Let’s start with the pros of this Markdown-based test suite framework:

  • It is much easier to work with than what I had before. I used to dread touching the compiler and VM of the previous EndBASIC core implementation because tweaking tens of tests was painful. Changes required me to fiddle with positions and deeply nested types, and now the tests are trivial to tweak and diff against previous state.

  • Pretty much any decent text editor has Markdown support, including formatting fenced code blocks. This makes it easy to skim through the test suite and modify the files and is actually the primary reason I used Markdown instead of a bespoke textual format.

  • LLMs can “learn” with ease. OK, fair, this is just a guess: I did not try the same prompt at the beginning of this article against the old core with its Rust-based tests, and maybe the LLMs would have done a good job at reverse-engineering the rules. But because the Markdown tests are so much easier to read by humans, I have to assume that they also are for LLMs.

And now, of course, some cons:

  • Regenerating the output of a test, or all tests, is way too easy. With the older Rust-based tests, I was forced to manually punch in things like line numbers and nested AST trees. This process forced me to think through the changes in detail. With the new approach… regenerating the golden files is trivial, so it’s easy to miss little mistakes in source positions or disassembled code.

  • Differences in disassembly are usually noisy and hard to review because every line carries an address and thus any new or deleted instruction will introduce offsets into all other addresses. I could of course choose to not include the instruction addresses in the dump, but they come in handy when manually validating jump targets, so it felt better to keep them around.
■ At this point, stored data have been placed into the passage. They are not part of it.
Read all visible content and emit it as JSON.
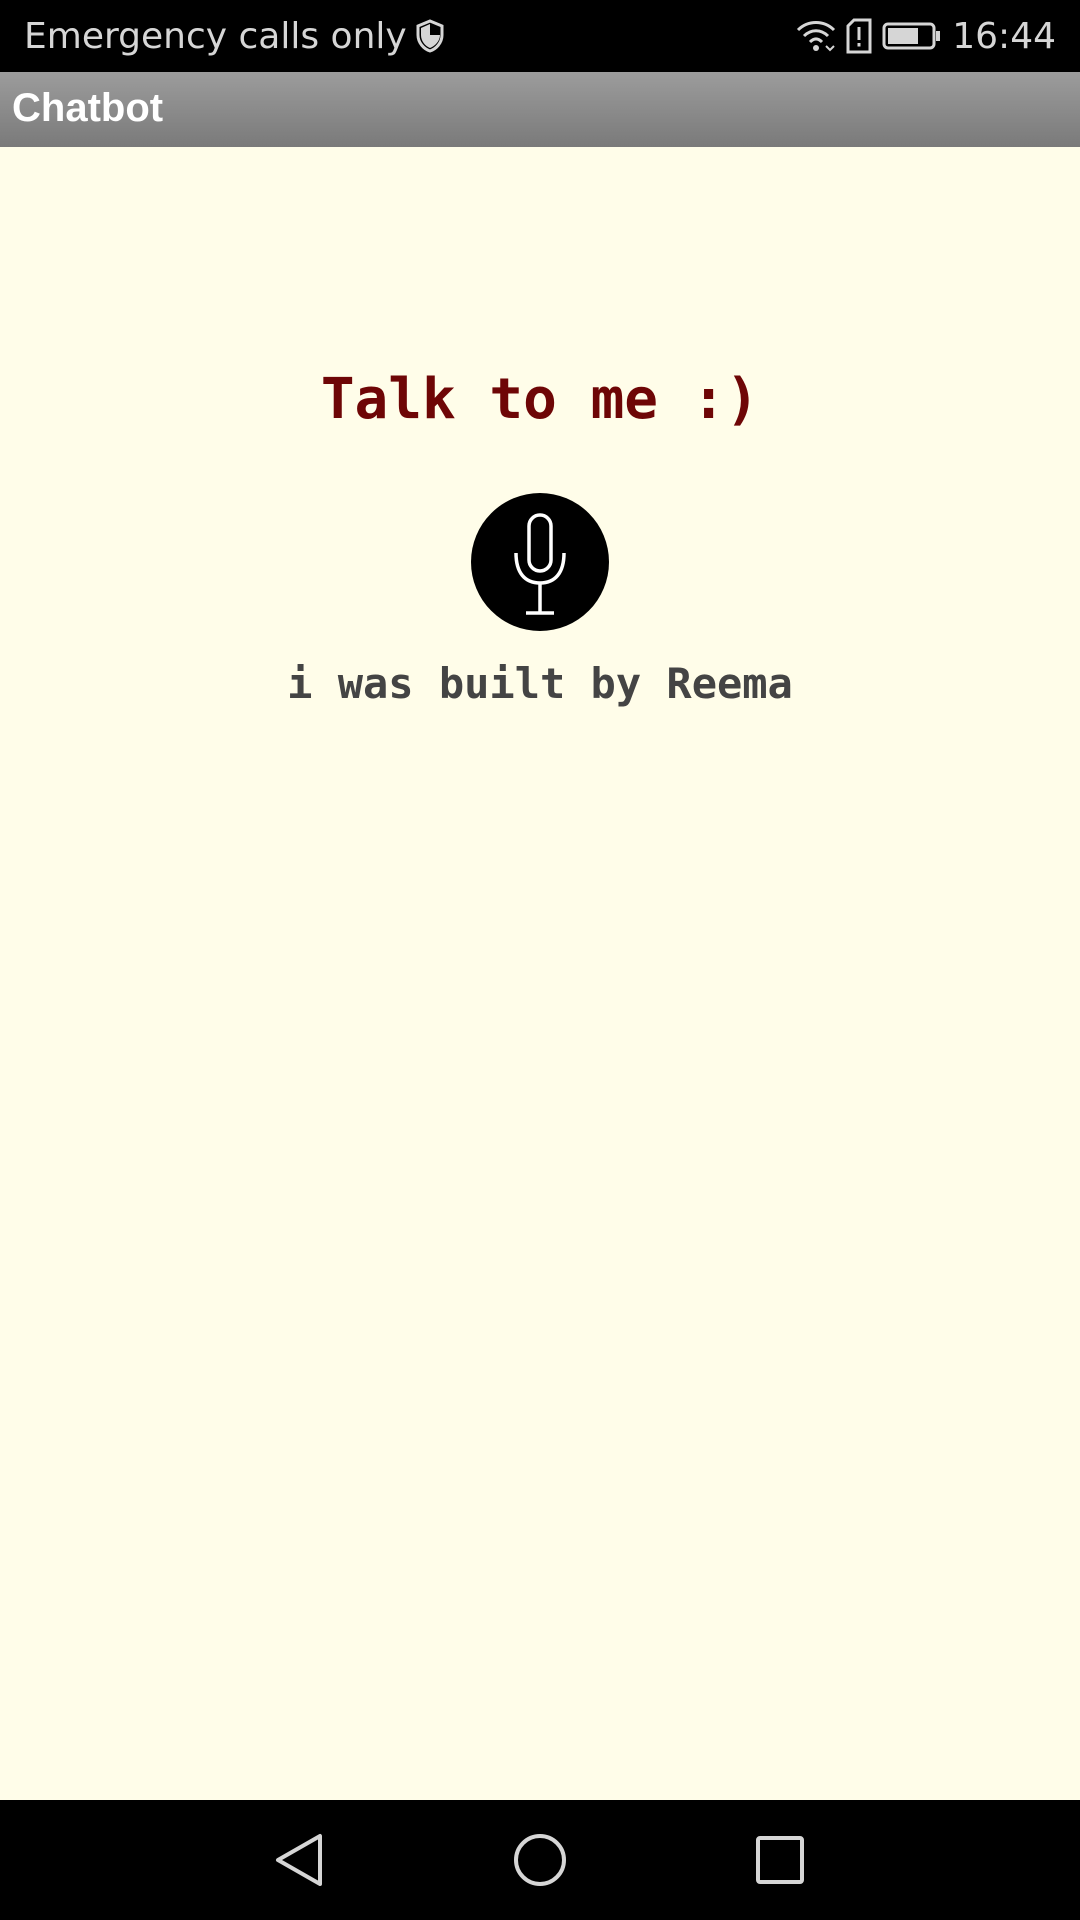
{
  "status_bar": {
    "carrier_text": "Emergency calls only",
    "time": "16:44",
    "icons": [
      "shield-icon",
      "wifi-icon",
      "sim-alert-icon",
      "battery-icon"
    ]
  },
  "app_bar": {
    "title": "Chatbot"
  },
  "main": {
    "headline": "Talk to me :)",
    "mic_icon": "microphone-icon",
    "credit": "i was built by Reema"
  },
  "nav_bar": {
    "icons": [
      "back-icon",
      "home-icon",
      "recents-icon"
    ]
  },
  "colors": {
    "background": "#fffde9",
    "headline": "#6e0606",
    "credit": "#444444",
    "app_bar": "#8a8a8a"
  }
}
  • Rust cannot generate first-class test cases on the fly which means that the various test cases within a Markdown file are “invisible” to the driver: I can run them all or none, but regular test filtering via cargo test doesn’t apply. I was able to “expose” the different Markdown files as different Rust-native test cases, but this involves a hardcoded list of test files—which must be kept in sync with the files on disk, and so I mitigated the chances of divergence by adding a test that cross-references the two.

  • This idea does not generalize well. The Markdown-based test suite presented here works well for components where end-to-end testing is favorable and, more importantly, cheap, but I wouldn’t recommend it for other scenarios. Keeping tests fast is a must for quick iteration.

And I think that’s about it. If the above feels too abstract, I encourage you to take a look at the driver, its helper code, and the directory with test suites.

Now that you have this new trick up your sleeve, what do you think?